My organization is confused about which service we actually need. We recently ran an automated scan that found 50 unpatched vulnerabilities, but our CISO is now asking for a Red Team exercise. Doesn't a Red Team just find the same bugs? How do the goals and the final reporting differ between these two cybersecurity activities in a real-world corporate environment?
3 answers
Think of a Vulnerability Assessment as a broad, "inch-deep" scan of your entire environment to find as many known weaknesses as possible. It's usually automated and results in a giant spreadsheet of patches. A Red Team engagement, however, is a targeted, multi-layered attack simulation. The goal isn't to find "all" bugs, but to see if a determined attacker can reach a specific "crown jewel" asset (like a customer database). Red Teaming tests your people and your processes (Blue Team) just as much as your technology. The report focuses on the "path of least resistance" and how well your team detected the intrusion.
Do you think your internal Blue Team is mature enough for a Red Team exercise? If you haven't fixed the basic vulnerabilities from your last scan, won't a Red Team just walk through the front door using those same unpatched exploits?
Vulnerability assessments are for compliance and hygiene; Red Teaming is for testing your actual resilience against a sophisticated threat actor.

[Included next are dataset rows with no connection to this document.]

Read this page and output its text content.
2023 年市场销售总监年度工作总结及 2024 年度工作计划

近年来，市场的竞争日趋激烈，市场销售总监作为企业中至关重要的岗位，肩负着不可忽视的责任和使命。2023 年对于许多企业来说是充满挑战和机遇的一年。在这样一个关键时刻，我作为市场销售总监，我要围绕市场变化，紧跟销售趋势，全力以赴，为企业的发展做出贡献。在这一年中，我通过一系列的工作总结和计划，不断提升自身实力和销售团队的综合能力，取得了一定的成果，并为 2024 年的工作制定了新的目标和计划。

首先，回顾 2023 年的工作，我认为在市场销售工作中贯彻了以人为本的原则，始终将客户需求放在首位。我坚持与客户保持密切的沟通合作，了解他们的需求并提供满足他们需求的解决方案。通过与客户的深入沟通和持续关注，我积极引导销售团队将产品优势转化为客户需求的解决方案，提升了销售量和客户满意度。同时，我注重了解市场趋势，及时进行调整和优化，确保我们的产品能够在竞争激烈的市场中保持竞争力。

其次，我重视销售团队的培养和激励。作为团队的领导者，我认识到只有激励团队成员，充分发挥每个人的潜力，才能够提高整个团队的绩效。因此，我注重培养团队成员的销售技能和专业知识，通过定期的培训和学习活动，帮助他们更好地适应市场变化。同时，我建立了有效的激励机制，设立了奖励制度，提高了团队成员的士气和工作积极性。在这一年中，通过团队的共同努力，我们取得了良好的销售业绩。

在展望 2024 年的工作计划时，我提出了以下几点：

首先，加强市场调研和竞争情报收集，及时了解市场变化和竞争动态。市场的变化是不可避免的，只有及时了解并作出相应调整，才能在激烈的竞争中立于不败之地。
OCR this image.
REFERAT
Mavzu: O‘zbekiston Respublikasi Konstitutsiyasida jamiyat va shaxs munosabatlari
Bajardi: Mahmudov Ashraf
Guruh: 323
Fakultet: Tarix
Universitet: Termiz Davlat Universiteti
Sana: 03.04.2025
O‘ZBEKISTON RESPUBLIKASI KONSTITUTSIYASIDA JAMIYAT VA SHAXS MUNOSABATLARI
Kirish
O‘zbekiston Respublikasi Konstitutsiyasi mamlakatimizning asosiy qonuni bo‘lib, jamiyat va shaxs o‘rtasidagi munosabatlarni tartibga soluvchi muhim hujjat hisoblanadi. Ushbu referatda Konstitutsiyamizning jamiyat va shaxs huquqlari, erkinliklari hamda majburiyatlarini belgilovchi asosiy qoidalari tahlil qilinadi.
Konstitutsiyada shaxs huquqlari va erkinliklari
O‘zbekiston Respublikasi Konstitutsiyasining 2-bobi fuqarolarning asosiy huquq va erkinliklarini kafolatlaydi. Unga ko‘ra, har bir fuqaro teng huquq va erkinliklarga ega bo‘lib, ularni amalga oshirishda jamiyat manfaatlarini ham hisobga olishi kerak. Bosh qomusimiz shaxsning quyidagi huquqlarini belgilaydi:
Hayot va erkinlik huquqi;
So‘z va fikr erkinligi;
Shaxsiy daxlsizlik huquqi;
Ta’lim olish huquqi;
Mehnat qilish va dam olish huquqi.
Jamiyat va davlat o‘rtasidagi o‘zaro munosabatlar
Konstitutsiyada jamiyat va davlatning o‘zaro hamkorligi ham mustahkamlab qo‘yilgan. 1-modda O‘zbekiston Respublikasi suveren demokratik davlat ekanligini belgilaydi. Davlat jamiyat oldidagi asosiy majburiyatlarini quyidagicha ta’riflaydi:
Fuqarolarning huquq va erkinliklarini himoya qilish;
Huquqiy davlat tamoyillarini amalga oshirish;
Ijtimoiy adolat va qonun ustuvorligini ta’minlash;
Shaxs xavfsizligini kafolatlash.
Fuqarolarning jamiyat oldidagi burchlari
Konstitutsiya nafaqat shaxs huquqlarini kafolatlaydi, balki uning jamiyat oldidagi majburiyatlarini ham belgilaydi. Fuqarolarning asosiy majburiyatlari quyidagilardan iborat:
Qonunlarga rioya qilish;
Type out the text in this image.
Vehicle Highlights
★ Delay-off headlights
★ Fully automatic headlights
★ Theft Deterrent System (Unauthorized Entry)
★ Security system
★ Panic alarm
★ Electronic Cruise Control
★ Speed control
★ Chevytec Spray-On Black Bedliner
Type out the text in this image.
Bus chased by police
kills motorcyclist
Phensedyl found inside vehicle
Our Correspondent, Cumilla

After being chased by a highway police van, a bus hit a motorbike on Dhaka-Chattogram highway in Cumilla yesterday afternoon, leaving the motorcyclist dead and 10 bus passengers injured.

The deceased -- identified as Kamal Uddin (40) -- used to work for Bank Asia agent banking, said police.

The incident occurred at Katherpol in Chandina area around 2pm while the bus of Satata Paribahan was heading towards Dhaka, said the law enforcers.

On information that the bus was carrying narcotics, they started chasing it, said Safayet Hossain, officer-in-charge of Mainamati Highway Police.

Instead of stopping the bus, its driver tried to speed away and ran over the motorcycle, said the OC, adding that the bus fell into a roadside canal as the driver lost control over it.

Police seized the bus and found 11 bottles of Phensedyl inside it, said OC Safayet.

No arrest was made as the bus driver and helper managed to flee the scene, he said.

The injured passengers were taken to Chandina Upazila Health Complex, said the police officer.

Linda is spot on. If you're just looking to pass an audit, stick with the assessment. If you want to know if you'd actually survive a ransomware attack, go for the Red Team.
Mark, that is exactly what happened at my last company! We did a Red Team before we were ready. Should we perhaps look into a "Purple Team" engagement instead, where the attackers and defenders work together in real-time to close the gaps as they are found?